UC San Diego
Loss, Change, Adaptation: how people change when their lives do
- Author(s): Hobbs, William
- Advisor(s): Fowler, James H
- et al.
Many prominent theories in political science, and social science generally, argue that individuals are imprinted with behaviors and identities over the course of their lives. According to these theories, behaviors and identities persist due to internal, psychological consistency. Here, I argue that persistence in behavior, identity, and social interaction is often maintained by social networks, rather than individuals. Many day-to-day behaviors and identities would be constantly redefined and updated if there were reasons to do so. In other words, imprinting is often highly context specific, consistency in individuals is a property of stable social structures, and individuals can change very quickly when social networks around them allow or encourage it.
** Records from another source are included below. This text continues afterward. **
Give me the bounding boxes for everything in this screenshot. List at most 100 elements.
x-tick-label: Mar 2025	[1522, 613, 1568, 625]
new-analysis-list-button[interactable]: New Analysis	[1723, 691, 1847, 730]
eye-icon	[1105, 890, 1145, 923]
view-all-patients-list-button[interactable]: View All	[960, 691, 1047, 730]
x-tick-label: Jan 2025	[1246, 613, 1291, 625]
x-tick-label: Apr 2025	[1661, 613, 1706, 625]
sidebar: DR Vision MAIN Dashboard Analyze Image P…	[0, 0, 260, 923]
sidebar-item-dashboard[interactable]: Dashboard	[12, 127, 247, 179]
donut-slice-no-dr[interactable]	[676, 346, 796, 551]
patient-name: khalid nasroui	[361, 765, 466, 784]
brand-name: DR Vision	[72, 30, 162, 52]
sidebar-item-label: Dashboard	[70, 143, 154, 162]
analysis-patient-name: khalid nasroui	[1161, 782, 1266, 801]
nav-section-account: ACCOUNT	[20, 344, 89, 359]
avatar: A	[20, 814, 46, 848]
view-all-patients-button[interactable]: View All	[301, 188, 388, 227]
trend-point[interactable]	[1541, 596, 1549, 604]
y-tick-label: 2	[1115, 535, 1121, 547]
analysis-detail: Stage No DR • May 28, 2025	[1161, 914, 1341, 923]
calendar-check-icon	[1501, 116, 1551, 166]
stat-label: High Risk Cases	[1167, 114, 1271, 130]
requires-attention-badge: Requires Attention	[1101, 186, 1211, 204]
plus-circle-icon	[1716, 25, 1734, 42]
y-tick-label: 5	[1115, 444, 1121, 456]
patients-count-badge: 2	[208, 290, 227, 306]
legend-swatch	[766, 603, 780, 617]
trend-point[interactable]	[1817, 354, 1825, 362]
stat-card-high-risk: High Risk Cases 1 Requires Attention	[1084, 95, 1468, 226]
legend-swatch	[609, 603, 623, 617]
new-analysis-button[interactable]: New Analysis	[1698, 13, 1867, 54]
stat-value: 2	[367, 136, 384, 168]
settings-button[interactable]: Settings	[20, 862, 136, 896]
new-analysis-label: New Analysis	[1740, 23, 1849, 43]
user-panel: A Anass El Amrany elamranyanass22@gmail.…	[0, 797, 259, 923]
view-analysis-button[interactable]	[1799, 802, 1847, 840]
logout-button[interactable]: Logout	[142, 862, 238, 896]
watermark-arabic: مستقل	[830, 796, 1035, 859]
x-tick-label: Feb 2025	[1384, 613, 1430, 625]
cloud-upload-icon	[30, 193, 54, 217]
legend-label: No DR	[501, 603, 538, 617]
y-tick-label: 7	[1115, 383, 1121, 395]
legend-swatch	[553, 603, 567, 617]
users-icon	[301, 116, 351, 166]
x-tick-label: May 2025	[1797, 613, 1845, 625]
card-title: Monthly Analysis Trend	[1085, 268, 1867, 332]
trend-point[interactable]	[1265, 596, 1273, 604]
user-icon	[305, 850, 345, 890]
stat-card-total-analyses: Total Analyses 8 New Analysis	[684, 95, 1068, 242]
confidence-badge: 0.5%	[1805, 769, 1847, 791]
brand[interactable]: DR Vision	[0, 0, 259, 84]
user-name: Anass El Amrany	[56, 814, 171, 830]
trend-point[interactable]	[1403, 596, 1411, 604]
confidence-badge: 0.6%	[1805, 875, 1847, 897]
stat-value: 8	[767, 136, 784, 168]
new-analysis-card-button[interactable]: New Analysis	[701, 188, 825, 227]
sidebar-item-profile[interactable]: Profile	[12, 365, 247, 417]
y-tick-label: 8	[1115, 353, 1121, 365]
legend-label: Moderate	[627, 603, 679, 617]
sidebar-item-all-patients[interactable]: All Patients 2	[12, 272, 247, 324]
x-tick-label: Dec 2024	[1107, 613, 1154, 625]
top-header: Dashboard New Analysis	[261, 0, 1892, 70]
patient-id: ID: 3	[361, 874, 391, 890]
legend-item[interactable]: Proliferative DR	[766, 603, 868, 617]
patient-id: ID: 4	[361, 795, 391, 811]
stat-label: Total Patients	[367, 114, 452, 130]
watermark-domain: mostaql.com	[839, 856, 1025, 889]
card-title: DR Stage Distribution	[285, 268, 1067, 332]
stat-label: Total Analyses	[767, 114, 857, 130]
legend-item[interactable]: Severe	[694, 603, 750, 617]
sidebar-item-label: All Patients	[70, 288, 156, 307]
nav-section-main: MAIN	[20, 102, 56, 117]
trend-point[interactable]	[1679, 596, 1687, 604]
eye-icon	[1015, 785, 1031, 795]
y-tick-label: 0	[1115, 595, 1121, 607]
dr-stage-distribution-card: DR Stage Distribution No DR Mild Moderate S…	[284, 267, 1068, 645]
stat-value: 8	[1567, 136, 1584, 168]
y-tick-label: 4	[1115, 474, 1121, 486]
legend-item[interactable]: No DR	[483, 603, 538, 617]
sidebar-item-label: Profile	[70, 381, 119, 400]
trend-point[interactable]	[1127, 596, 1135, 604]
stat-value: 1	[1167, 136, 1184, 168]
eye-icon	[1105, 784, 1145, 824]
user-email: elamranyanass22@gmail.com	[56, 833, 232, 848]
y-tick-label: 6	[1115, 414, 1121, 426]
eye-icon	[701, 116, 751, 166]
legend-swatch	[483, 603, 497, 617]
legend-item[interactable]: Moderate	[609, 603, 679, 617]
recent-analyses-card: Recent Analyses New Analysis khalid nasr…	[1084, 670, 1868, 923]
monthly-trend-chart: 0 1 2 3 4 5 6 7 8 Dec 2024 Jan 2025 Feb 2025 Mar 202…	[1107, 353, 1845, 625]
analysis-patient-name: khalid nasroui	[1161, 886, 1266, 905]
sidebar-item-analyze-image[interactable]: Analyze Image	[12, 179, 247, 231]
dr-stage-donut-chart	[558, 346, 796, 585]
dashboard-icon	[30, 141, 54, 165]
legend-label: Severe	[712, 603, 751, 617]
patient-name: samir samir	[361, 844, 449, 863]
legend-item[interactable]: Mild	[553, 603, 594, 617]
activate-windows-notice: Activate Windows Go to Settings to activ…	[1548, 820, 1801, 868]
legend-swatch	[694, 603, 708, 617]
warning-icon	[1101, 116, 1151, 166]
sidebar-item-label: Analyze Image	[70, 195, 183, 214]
The first paper in this dissertation ("Widowhood Effects in Voter Participation") studies why people are less likely to vote after their spouse dies. I show that a rapid, permanent drop in turnout is mostly not due to the trauma of the loss or a slowly declining interest in politics. Widows and widowers vote less because their spouse motivated them to vote. The second paper ("Partisan Attachment or Life Stability?") argues that partisan affiliations are stable in the United States electorate because day-to-day lives do not change very much. When lives do change, people reconsider their partisanship and are more likely to change it. A central argument in this paper is that age is associated with increasing partisan stability only because life stability increases with age. The last paper ("Plasticity in Human Social Networks") characterizes social network adaptations after the death of a friend. I show that mutual friends become permanently closer to each other after the shared loss, recovering the same volume of interactions that was lost from the death. Younger people tend to contribute more to recovery than older, but older people contribute equally when a loss was sudden and unexpected. The observed recovery occurs in distinct, overlapping patterns and is mathematically similar to shock responses in small-scale biological networks.